# I mille e uno posts di Charles Costante



## ElaineG

(Because he's Australian, I think he did it in the middle of my night or something, because one minute he was creeping up on 1,000 and the next he zoomed past....)

But anyway, congrats Charles, thanks/grazie for your sage advice on matters linguistic and otherwise, your common sense thoroughness, your welcoming attitude and your sly sense of humor.  It's awesome having you here - you da man!


----------



## Alfry

di certo uno dei migliori... grazie mille per il tuo aiuto, per la tua competenza, per la volontà di condividerla con noi... e per la tua comprensione... e pazienza verso chi, come me, sta cercando di imparare

1001 congratulazioni amico mio


----------



## You little ripper!

I know Elaine and Alfry, that you'll both want to be paid for feeling obliged to say those nice things about me, but you'll have to wait until I win Lotto, because I know you don't come cheap.


----------



## jupa

Congratulations, Charles! Thank you for your enlightening posts. I'm sure you've helped many in their linguistic endeavors.


----------



## moodywop

Charles

Thank you for your invaluable input, unfailing _disponibilità _and sense of humour - not to mention your precious contribution as our resident expert on Aussie slang .

Congratulazioni e auguri di un felice anno nuovo a te e alla tua famiglia.


----------



## DesertCat

I also appreciate your posts and the Aussie perspective.


----------



## lsp

Bravo, Charles. What luck for us to have you here! Thanks for everything.


----------



## Jana337

Auguri, Charles! Ormai sei indispensabile. 

Jana


----------



## You little ripper!

Thank you jupa. It would be nice to think that I have. I've certainly learned a lot from your posts.
Thanks Carlo. I can provide the accent to go along with the Australian slang, so if you ever want to hear the cacophonous sound of my voice, just Skype me.  
Thank you DesertCat. I really appreciate yours too. What part of the Sonoran Desert do you live in?
Thanks Lsp. I feel lucky to be able to read your posts because you have such a great eye for detail, pointing out things that I would normally miss.
Thank you Jana. I don't think I'm indipensabile but it's nice to know that someone thinks I am.  

Hope you and the persons close to you have a wonderful new year.


----------



## winnie

last but not least...

i apologize for being late! i completely missed a very important meeting.
anyway there's no much more to say (other foreros did it) but:

congratulazioni e grazie per la tua dedizione.


----------



## You little ripper!

Thank you Winnie. I really appreciate that.
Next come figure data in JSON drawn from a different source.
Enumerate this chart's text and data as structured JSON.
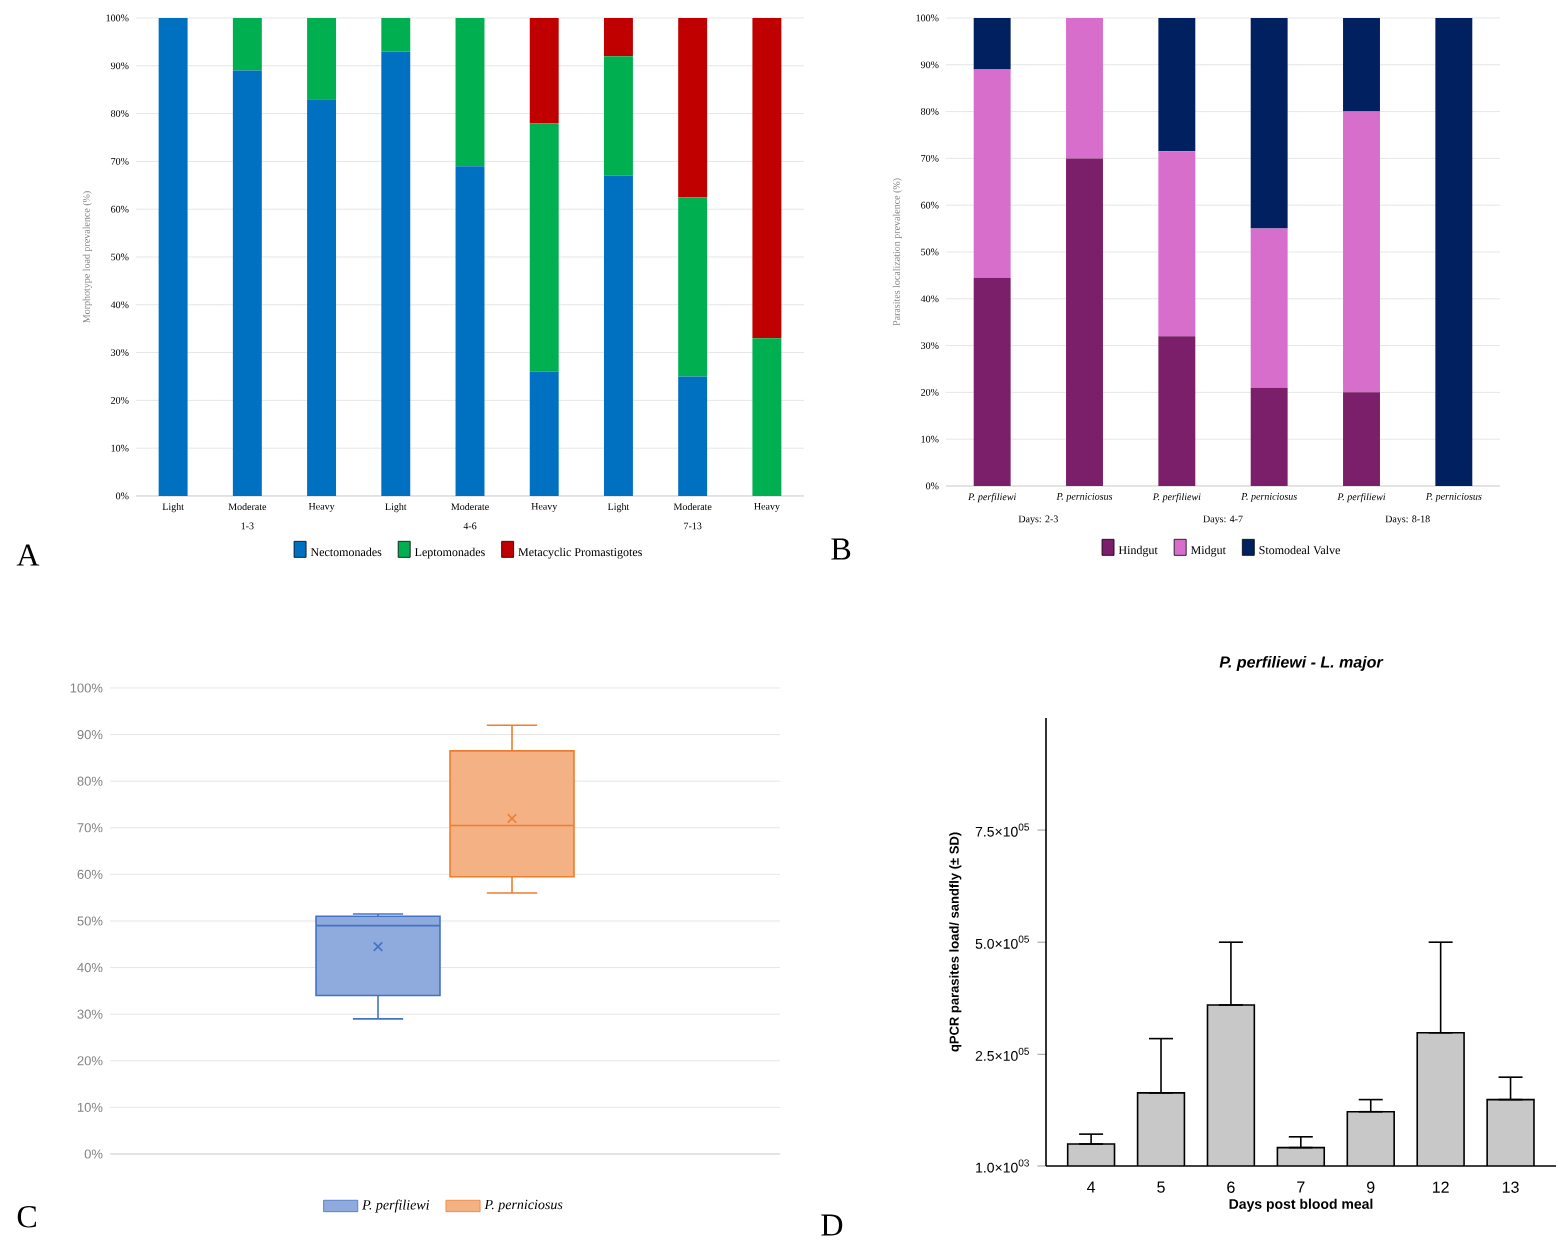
{
  "chart_data": [
    {
      "type": "bar",
      "stacked": true,
      "ylabel": "Morphotype load prevalence (%)",
      "categories": [
        "Light",
        "Moderate",
        "Heavy",
        "Light",
        "Moderate",
        "Heavy",
        "Light",
        "Moderate",
        "Heavy"
      ],
      "series": [
        {
          "name": "Nectomonades",
          "color": "#0070c0",
          "values": [
            100,
            89,
            83,
            93,
            69,
            26,
            67,
            25,
            0
          ]
        },
        {
          "name": "Leptomonades",
          "color": "#00b050",
          "values": [
            0,
            11,
            17,
            7,
            31,
            52,
            25,
            37.5,
            33
          ]
        },
        {
          "name": "Metacyclic Promastigotes",
          "color": "#c00000",
          "values": [
            0,
            0,
            0,
            0,
            0,
            22,
            8,
            37.5,
            67
          ]
        }
      ],
      "ylim": [
        0,
        100
      ],
      "yticks": [
        {
          "value": 0,
          "label": "0%"
        },
        {
          "value": 10,
          "label": "10%"
        },
        {
          "value": 20,
          "label": "20%"
        },
        {
          "value": 30,
          "label": "30%"
        },
        {
          "value": 40,
          "label": "40%"
        },
        {
          "value": 50,
          "label": "50%"
        },
        {
          "value": 60,
          "label": "60%"
        },
        {
          "value": 70,
          "label": "70%"
        },
        {
          "value": 80,
          "label": "80%"
        },
        {
          "value": 90,
          "label": "90%"
        },
        {
          "value": 100,
          "label": "100%"
        }
      ],
      "grid": "y",
      "legend": "bottom",
      "annotations": [
        "A",
        "1-3",
        "4-6",
        "7-13"
      ]
    },
    {
      "type": "bar",
      "stacked": true,
      "ylabel": "Parasites localization prevalence (%)",
      "categories": [
        "P. perfiliewi",
        "P. perniciosus",
        "P. perfiliewi",
        "P. perniciosus",
        "P. perfiliewi",
        "P. perniciosus"
      ],
      "series": [
        {
          "name": "Hindgut",
          "color": "#7b1f6a",
          "values": [
            44.5,
            70,
            32,
            21,
            20,
            0
          ]
        },
        {
          "name": "Midgut",
          "color": "#d86ecc",
          "values": [
            44.5,
            30,
            39.5,
            34,
            60,
            0
          ]
        },
        {
          "name": "Stomodeal Valve",
          "color": "#002060",
          "values": [
            11,
            0,
            28.5,
            45,
            20,
            100
          ]
        }
      ],
      "ylim": [
        0,
        100
      ],
      "yticks": [
        {
          "value": 0,
          "label": "0%"
        },
        {
          "value": 10,
          "label": "10%"
        },
        {
          "value": 20,
          "label": "20%"
        },
        {
          "value": 30,
          "label": "30%"
        },
        {
          "value": 40,
          "label": "40%"
        },
        {
          "value": 50,
          "label": "50%"
        },
        {
          "value": 60,
          "label": "60%"
        },
        {
          "value": 70,
          "label": "70%"
        },
        {
          "value": 80,
          "label": "80%"
        },
        {
          "value": 90,
          "label": "90%"
        },
        {
          "value": 100,
          "label": "100%"
        }
      ],
      "grid": "y",
      "legend": "bottom",
      "annotations": [
        "B",
        "Days: 2-3",
        "Days: 4-7",
        "Days: 8-18"
      ]
    },
    {
      "type": "box",
      "categories": [
        null
      ],
      "series": [
        {
          "name": "P. perfiliewi",
          "color": "#4472c4",
          "boxes": [
            {
              "low": 29,
              "q1": 34,
              "median": 49,
              "q3": 51,
              "high": 51.5,
              "mean": 44.5
            }
          ]
        },
        {
          "name": "P. perniciosus",
          "color": "#ed7d31",
          "boxes": [
            {
              "low": 56,
              "q1": 59.5,
              "median": 70.5,
              "q3": 86.5,
              "high": 92,
              "mean": 72
            }
          ]
        }
      ],
      "ylim": [
        0,
        100
      ],
      "yticks": [
        {
          "value": 0,
          "label": "0%"
        },
        {
          "value": 10,
          "label": "10%"
        },
        {
          "value": 20,
          "label": "20%"
        },
        {
          "value": 30,
          "label": "30%"
        },
        {
          "value": 40,
          "label": "40%"
        },
        {
          "value": 50,
          "label": "50%"
        },
        {
          "value": 60,
          "label": "60%"
        },
        {
          "value": 70,
          "label": "70%"
        },
        {
          "value": 80,
          "label": "80%"
        },
        {
          "value": 90,
          "label": "90%"
        },
        {
          "value": 100,
          "label": "100%"
        }
      ],
      "grid": "y",
      "legend": "bottom",
      "marker": "cross",
      "annotations": [
        "C"
      ]
    },
    {
      "type": "bar",
      "title": "P. perfiliewi - L. major",
      "xlabel": "Days post blood meal",
      "ylabel": "qPCR parasites load/ sandfly (± SD)",
      "categories": [
        "4",
        "5",
        "6",
        "7",
        "9",
        "12",
        "13"
      ],
      "values": [
        50000,
        164000,
        360000,
        42000,
        122000,
        298000,
        149000
      ],
      "errors": [
        [
          50000,
          72000
        ],
        [
          164000,
          285000
        ],
        [
          360000,
          500000
        ],
        [
          42000,
          66000
        ],
        [
          122000,
          149000
        ],
        [
          298000,
          500000
        ],
        [
          149000,
          199000
        ]
      ],
      "color": "#c8c8c8",
      "ylim": [
        1000,
        1000000
      ],
      "yticks": [
        {
          "value": 1000,
          "label": "1.0×10$^{03}$"
        },
        {
          "value": 250000,
          "label": "2.5×10$^{05}$"
        },
        {
          "value": 500000,
          "label": "5.0×10$^{05}$"
        },
        {
          "value": 750000,
          "label": "7.5×10$^{05}$"
        }
      ],
      "annotations": [
        "D"
      ]
    }
  ]
}
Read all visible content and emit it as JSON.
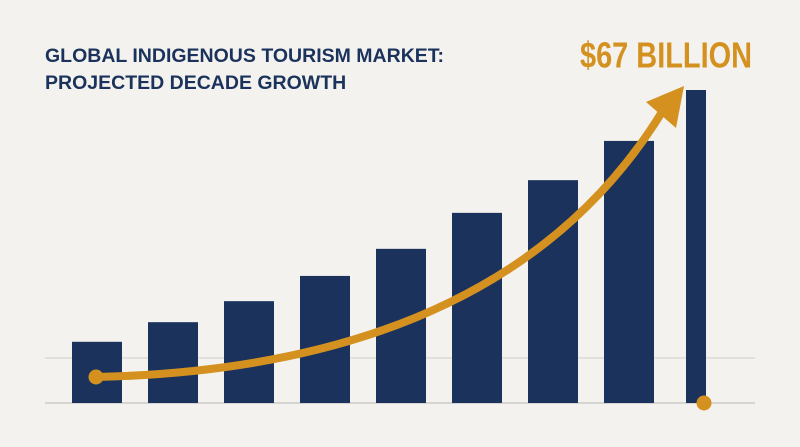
{
  "chart_data": {
    "type": "bar",
    "title": [
      "GLOBAL INDIGENOUS TOURISM MARKET:",
      "PROJECTED DECADE GROWTH"
    ],
    "annotation": "$67 BILLION",
    "values": [
      13.1,
      17.3,
      21.8,
      27.2,
      33.0,
      40.7,
      47.7,
      56.1,
      67
    ],
    "color": "#1b335c",
    "ylim": [
      0,
      67
    ]
  }
}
Don't be worried about being a couple of days late; just remember that if you do it again at 2,000 posts, I might not be so forgiving.


----------



## winnie

for safety's sake i'll try to keep it in mind


----------



## You little ripper!

winnie said:
			
		

> for safety's sake i'll try to keep it in mind


I would Winnie, because I sometimes get this irresistable urge to break people's arms off and then ram them down their throat, soggy end first.


----------



## winnie

SHRIECK!!!
you're frightening me! i'm so scared


----------



## Elisa68

Meglio tardi che mai!!!
Congratulazioni Charles e non smettere mai di scrivere.
Go Aussie Go!!!!!


----------



## You little ripper!

Elisa68 said:
			
		

> Meglio tardi che mai!!!
> Congratulazioni Charles e non smettere mai di scrivere.


Thanks Elisa.  I won't if you won't! 



> Go Aussie Go!!!!!


 I really think you must have been an Australian in a past life.


----------



## shamblesuk

Well done too, Charles, a rare fellow Commonwealtharian (I wish that was a word). I see you're online now, probably in 45 degree heat while fa freddissima -8 degrees and twenty to one in the morning here a Londra.

Bravissimo ancora!


----------



## You little ripper!

shamblesuk said:
			
		

> Well done too, Charles, a rare fellow Commonwealtharian (I wish that was a word). I see you're online now, probably in 45 degree heat while fa freddissima -8 degrees and twenty to one in the morning here a Londra.
> 
> Bravissimo ancora!


Thank you shamblesuk. 
It's nearly nine in the morning in Perth and it's already 25 degrees. It got to 34 degrees yesterday. Beautiful! It's also really lovely during winter here, with sunny days and just a little cold at night. Infact, it's probably more like your summer.  Why don't you move over here?


----------